Multimodal Classification of Teaching Activities from University Lecture Recordings
Oscar Sapena, Eva Onaindia
TL;DR
This work tackles the problem of locating specific teaching activities within lengthy university lecture recordings. It proposes a multimodal classifier that jointly leverages audio signals and automated transcription text, using a transformer-based text representation (XLM-RoBERTa) and a Wav2Vec 2.0 audio encoder, fused through BiLSTM streams. The study introduces a labeled taxonomy of teaching activities, builds a Spanish university-lecture dataset (34 recordings, ~3773 minutes), and reports varying success across classes with Miscellaneous achieving the strongest performance (F1 ≈ 0.875) while other activities show more modest scores due to data scarcity and transcription noise. The results demonstrate the feasibility of extracting discourse-type information from multimodal inputs and point to practical benefits for students and instructors by enabling direct access to segments of interest, with future work aimed at improving accuracy and extending language/domain coverage.
Abstract
The way of understanding online higher education has greatly changed due to the worldwide pandemic situation.

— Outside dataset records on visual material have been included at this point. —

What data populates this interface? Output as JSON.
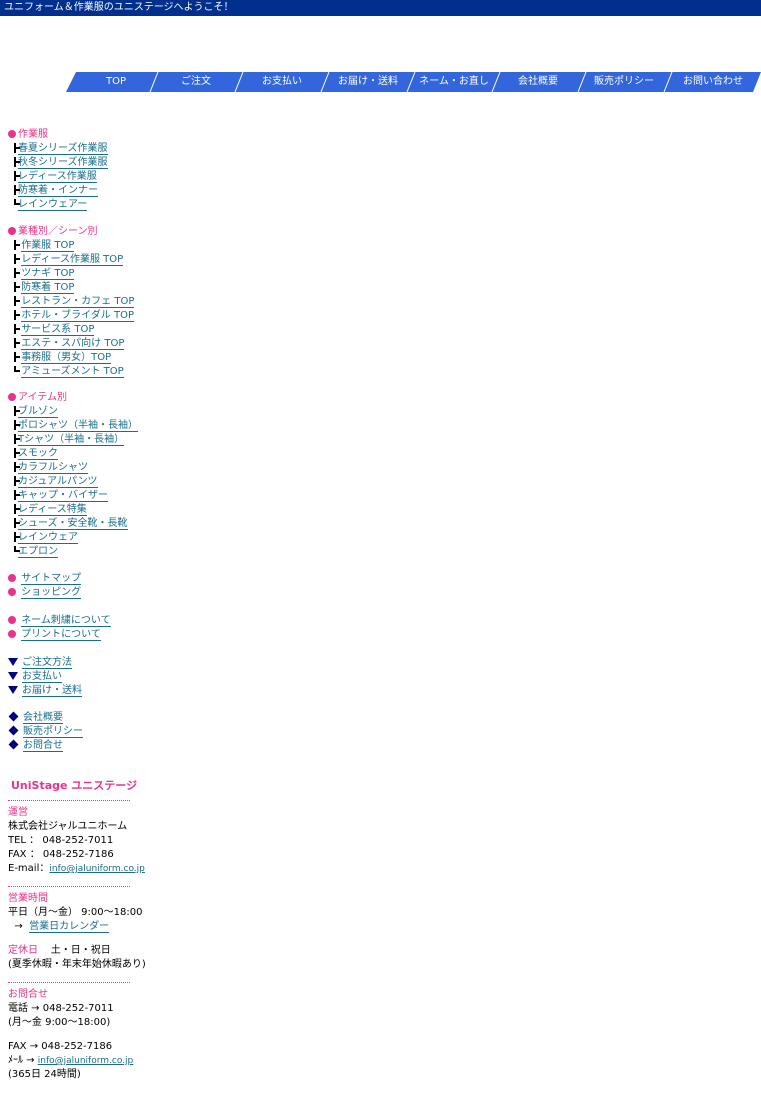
{
  "topbar": {
    "text": "ユニフォーム＆作業服のユニステージへようこそ！"
  },
  "nav": {
    "color": "#3366dd",
    "items": [
      "TOP",
      "ご注文",
      "お支払い",
      "お届け・送料",
      "ネーム・お直し",
      "会社概要",
      "販売ポリシー",
      "お問い合わせ"
    ]
  },
  "sections": {
    "work": {
      "title": "作業服",
      "items": [
        "春夏シリーズ作業服",
        "秋冬シリーズ作業服",
        "レディース作業服",
        "防寒着・インナー",
        "レインウェアー"
      ]
    },
    "scene": {
      "title": "業種別／シーン別",
      "items": [
        "作業服 TOP",
        "レディース作業服 TOP",
        "ツナギ TOP",
        "防寒着 TOP",
        "レストラン・カフェ TOP",
        "ホテル・ブライダル TOP",
        "サービス系 TOP",
        "エステ・スパ向け TOP",
        "事務服（男女）TOP",
        "アミューズメント TOP"
      ]
    },
    "item": {
      "title": "アイテム別",
      "items": [
        "ブルゾン",
        "ポロシャツ（半袖・長袖）",
        "Tシャツ（半袖・長袖）",
        "スモック",
        "カラフルシャツ",
        "カジュアルパンツ",
        "キャップ・バイザー",
        "レディース特集",
        "シューズ・安全靴・長靴",
        "レインウェア",
        "エプロン"
      ]
    },
    "misc1": [
      "サイトマップ",
      "ショッピング"
    ],
    "misc2": [
      "ネーム刺繍について",
      "プリントについて"
    ],
    "order": [
      "ご注文方法",
      "お支払い",
      "お届け・送料"
    ],
    "company": [
      "会社概要",
      "販売ポリシー",
      "お問合せ"
    ]
  },
  "info": {
    "brand": "UniStage ユニステージ",
    "operator_label": "運営",
    "operator": "株式会社ジャルユニホーム",
    "tel": "TEL ： 048-252-7011",
    "fax": "FAX ： 048-252-7186",
    "email_label": "E-mail：",
    "email": "info@jaluniform.co.jp",
    "hours_label": "営業時間",
    "hours": "平日（月～金） 9:00～18:00",
    "calendar_arrow": "→",
    "calendar": "営業日カレンダー",
    "holiday_label": "定休日",
    "holiday": "土・日・祝日",
    "holiday_note": "(夏季休暇・年末年始休暇あり)",
    "contact_label": "お問合せ",
    "phone_line": "電話 → 048-252-7011",
    "phone_hours": "(月～金 9:00～18:00)",
    "fax_line": "FAX → 048-252-7186",
    "mail_label": "ﾒｰﾙ →",
    "mail": "info@jaluniform.co.jp",
    "mail_hours": "(365日 24時間)"
  }
}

Teaching is undertaken remotely, and the faculty incorporate lecture audio recordings as part of the teaching material. This new online teaching-learning setting has largely impacted university classes. While online teaching technology that enriches virtual classrooms has been abundant over the past two years, the same has not occurred in supporting students during online learning. {To overcome this limitation, our aim is to work toward enabling students to easily access the piece of the lesson recording in which the teacher explains a theoretical concept, solves an exercise, or comments on organizational issues of the course. To that end, we present a multimodal classification algorithm that identifies the type of activity that is being carried out at any time of the lesson by using a transformer-based language model that exploits features from the audio file and from the automated lecture transcription. The experimental results will show that some academic activities are more easily identifiable with the audio signal while resorting to the text transcription is needed to identify others. All in all, our contribution aims to recognize the academic activities of a teacher during a lesson.